Trading

What's the Difference Between Cross and Isolated Margin on Binance?

Published on 2026-03-15 | 3 min

Comparing how cross margin and isolated margin work on Binance and their risk differences.

Binance margin trading has two modes: cross and isolated. Choosing the wrong one can impact your risk management.

Register on Binance to try margin trading. Download the Binance app for easy switching.

Cross Margin

All assets in your margin account share one collateral pool across all pairs.

Upside: Losses on one position can be cushioned by profits on others, reducing liquidation risk.
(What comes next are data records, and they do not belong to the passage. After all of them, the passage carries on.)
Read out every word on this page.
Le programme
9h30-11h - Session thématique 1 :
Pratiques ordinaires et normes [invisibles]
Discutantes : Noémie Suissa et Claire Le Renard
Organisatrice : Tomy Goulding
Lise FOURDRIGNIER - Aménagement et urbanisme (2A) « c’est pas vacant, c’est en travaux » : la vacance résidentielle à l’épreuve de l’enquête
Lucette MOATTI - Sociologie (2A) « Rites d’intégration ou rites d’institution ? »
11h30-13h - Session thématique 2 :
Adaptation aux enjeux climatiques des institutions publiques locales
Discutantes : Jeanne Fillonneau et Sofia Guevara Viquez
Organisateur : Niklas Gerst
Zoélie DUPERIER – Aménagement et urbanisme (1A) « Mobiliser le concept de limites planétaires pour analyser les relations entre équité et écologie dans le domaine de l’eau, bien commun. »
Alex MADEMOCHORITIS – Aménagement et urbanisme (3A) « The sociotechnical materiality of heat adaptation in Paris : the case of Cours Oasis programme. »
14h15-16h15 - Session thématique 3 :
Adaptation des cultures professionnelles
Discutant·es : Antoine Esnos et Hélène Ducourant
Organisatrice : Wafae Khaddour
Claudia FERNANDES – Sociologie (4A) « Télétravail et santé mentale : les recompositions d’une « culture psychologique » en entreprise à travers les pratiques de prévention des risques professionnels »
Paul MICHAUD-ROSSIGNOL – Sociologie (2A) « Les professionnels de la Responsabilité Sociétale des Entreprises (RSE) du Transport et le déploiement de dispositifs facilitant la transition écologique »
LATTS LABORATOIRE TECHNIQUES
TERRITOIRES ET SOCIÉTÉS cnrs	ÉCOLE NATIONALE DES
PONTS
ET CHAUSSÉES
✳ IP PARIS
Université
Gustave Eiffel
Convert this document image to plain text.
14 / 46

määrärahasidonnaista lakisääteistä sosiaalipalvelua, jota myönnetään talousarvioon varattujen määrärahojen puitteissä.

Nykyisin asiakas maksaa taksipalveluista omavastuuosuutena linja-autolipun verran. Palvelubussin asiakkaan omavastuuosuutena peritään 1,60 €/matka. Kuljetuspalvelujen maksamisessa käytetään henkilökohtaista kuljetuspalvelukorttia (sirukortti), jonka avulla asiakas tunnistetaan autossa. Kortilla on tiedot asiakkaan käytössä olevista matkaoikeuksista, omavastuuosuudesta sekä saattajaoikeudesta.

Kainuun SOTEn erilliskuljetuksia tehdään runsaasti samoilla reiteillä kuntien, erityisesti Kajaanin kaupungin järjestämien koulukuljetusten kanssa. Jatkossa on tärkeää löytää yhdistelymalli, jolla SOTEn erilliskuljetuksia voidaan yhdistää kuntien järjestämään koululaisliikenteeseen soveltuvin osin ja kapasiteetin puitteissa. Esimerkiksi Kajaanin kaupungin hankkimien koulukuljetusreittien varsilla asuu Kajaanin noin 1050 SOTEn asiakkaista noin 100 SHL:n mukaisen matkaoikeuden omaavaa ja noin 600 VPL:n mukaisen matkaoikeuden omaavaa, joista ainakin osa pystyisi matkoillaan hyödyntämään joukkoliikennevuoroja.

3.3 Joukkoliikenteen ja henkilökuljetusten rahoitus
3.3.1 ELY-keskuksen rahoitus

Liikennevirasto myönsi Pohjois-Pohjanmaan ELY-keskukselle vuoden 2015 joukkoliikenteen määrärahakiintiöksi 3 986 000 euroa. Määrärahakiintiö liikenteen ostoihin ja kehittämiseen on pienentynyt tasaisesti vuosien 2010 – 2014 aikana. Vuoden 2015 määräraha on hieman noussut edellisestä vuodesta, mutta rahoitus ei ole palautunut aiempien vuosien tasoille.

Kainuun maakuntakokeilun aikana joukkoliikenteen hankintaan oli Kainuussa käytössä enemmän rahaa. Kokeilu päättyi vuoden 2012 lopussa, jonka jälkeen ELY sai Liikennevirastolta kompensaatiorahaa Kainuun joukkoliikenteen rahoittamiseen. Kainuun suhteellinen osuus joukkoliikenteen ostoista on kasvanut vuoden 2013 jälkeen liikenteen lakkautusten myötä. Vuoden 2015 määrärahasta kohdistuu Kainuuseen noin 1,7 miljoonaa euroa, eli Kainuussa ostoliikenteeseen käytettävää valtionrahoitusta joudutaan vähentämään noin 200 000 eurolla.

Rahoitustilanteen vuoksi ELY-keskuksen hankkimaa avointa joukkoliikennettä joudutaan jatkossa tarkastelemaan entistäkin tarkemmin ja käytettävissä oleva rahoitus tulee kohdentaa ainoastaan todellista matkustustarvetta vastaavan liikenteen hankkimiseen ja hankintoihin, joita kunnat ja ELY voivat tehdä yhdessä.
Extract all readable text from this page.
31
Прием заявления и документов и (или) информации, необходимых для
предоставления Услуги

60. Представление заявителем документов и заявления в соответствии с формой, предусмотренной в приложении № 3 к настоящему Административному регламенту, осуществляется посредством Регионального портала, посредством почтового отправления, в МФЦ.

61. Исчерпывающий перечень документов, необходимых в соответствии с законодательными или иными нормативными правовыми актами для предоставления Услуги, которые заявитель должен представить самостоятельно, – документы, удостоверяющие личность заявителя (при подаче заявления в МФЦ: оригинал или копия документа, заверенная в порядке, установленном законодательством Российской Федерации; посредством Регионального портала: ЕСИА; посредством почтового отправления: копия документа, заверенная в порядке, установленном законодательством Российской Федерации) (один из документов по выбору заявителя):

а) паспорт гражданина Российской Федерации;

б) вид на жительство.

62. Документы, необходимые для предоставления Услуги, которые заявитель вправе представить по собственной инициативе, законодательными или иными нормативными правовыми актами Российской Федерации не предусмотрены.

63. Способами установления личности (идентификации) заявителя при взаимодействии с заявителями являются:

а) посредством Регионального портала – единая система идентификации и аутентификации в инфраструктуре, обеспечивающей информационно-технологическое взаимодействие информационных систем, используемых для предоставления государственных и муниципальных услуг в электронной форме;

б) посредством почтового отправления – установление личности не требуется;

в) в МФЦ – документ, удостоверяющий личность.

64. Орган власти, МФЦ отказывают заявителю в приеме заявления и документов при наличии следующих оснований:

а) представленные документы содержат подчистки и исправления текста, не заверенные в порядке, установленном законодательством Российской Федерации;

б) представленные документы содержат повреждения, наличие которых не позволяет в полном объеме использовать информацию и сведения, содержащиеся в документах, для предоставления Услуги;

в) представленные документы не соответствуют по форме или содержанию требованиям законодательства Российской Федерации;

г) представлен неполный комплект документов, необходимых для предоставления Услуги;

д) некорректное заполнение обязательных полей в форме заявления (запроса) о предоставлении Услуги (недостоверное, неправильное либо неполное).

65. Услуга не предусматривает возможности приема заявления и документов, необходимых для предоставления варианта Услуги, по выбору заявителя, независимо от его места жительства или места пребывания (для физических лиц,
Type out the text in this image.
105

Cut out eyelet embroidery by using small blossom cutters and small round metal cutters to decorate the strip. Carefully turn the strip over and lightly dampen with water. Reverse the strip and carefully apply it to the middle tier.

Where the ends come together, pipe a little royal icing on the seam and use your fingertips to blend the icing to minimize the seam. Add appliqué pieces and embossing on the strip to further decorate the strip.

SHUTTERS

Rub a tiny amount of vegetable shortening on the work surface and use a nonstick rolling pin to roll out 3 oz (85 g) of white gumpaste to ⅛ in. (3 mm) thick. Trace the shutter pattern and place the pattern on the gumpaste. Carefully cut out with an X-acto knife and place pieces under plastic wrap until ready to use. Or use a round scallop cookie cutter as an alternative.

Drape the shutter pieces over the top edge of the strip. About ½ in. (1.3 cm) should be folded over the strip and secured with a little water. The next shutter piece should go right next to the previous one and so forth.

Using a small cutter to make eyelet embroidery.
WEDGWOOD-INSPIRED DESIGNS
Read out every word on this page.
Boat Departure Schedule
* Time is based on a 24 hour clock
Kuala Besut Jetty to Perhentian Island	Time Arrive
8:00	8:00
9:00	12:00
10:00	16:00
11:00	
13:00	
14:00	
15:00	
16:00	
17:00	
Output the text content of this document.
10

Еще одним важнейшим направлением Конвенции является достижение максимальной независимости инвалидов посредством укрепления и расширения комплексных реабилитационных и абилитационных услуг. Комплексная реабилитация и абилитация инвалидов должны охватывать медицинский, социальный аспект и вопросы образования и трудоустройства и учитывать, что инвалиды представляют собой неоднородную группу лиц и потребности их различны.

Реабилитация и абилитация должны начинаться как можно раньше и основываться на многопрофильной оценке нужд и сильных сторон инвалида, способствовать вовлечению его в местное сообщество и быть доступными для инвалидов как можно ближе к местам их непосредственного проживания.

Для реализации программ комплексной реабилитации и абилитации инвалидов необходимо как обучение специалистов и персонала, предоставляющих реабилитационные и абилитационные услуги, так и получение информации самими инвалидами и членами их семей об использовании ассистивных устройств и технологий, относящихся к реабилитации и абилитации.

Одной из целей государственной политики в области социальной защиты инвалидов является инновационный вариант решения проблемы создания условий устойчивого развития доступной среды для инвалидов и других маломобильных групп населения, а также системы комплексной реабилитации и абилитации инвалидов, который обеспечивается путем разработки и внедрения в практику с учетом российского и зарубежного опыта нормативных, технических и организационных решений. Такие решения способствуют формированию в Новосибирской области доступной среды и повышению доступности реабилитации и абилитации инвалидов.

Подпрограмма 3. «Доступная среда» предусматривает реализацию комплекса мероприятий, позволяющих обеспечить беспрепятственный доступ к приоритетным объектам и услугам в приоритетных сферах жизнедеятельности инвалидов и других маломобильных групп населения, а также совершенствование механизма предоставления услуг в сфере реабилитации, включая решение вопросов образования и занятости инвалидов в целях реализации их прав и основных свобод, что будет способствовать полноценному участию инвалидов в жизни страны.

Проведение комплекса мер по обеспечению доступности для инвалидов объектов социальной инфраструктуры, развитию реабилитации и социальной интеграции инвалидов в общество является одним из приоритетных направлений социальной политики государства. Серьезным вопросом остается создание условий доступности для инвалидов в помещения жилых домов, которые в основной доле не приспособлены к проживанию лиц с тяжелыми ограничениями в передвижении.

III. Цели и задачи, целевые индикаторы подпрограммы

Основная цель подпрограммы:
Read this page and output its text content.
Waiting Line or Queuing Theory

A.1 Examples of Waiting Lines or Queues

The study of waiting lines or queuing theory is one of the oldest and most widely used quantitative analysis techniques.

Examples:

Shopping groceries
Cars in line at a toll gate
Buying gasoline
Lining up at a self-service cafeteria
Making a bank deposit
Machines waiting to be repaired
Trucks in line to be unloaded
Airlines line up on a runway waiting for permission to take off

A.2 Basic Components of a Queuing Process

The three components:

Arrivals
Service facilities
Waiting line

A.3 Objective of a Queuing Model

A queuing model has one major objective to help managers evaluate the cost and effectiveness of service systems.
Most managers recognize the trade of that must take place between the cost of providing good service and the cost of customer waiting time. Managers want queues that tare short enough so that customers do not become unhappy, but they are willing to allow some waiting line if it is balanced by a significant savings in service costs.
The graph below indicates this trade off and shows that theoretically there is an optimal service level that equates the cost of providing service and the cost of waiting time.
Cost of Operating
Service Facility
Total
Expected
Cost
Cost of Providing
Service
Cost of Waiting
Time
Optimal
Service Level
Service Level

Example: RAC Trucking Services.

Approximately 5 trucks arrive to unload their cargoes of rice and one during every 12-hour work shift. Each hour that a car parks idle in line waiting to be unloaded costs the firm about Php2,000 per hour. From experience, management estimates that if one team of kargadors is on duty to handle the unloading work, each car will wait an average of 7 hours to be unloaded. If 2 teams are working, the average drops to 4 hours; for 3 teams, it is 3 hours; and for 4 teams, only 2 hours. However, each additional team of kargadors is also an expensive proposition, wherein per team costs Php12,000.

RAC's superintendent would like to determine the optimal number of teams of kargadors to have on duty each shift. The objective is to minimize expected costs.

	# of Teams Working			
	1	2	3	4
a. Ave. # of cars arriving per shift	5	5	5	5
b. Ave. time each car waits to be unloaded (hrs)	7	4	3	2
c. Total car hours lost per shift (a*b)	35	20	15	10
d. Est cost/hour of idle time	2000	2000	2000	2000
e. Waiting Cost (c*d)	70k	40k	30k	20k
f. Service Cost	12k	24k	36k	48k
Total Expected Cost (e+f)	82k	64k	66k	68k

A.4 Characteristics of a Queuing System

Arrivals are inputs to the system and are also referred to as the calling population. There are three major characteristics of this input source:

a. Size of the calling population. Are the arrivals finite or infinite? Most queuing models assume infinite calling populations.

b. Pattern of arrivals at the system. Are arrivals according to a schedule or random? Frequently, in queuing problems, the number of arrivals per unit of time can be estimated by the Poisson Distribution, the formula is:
Risk: If liquidated, your entire margin account is affected. One big loss can drag everything down.

Isolated Margin

Each trading pair has independent collateral. Funds allocated to BTC/USDT stay with that pair only.

Upside: Risk isolation. Even if one position is liquidated, only that position's margin is lost.

Risk: No other assets to support you, so liquidation happens more easily.

Leverage Differences

Cross margin typically maxes at 3-5x. Isolated margin can go up to 10x for some pairs.

When to Use Each

Cross: Managing multiple positions with flexible fund allocation.

Isolated: Strict per-trade risk control.

How to Switch

Find the "Cross/Isolated" toggle on the margin trading page. You must have no open positions or pending orders to switch.

Recommendation

Beginners should start with isolated mode for predictable, controlled losses. Switch to cross once you're comfortable with margin trading.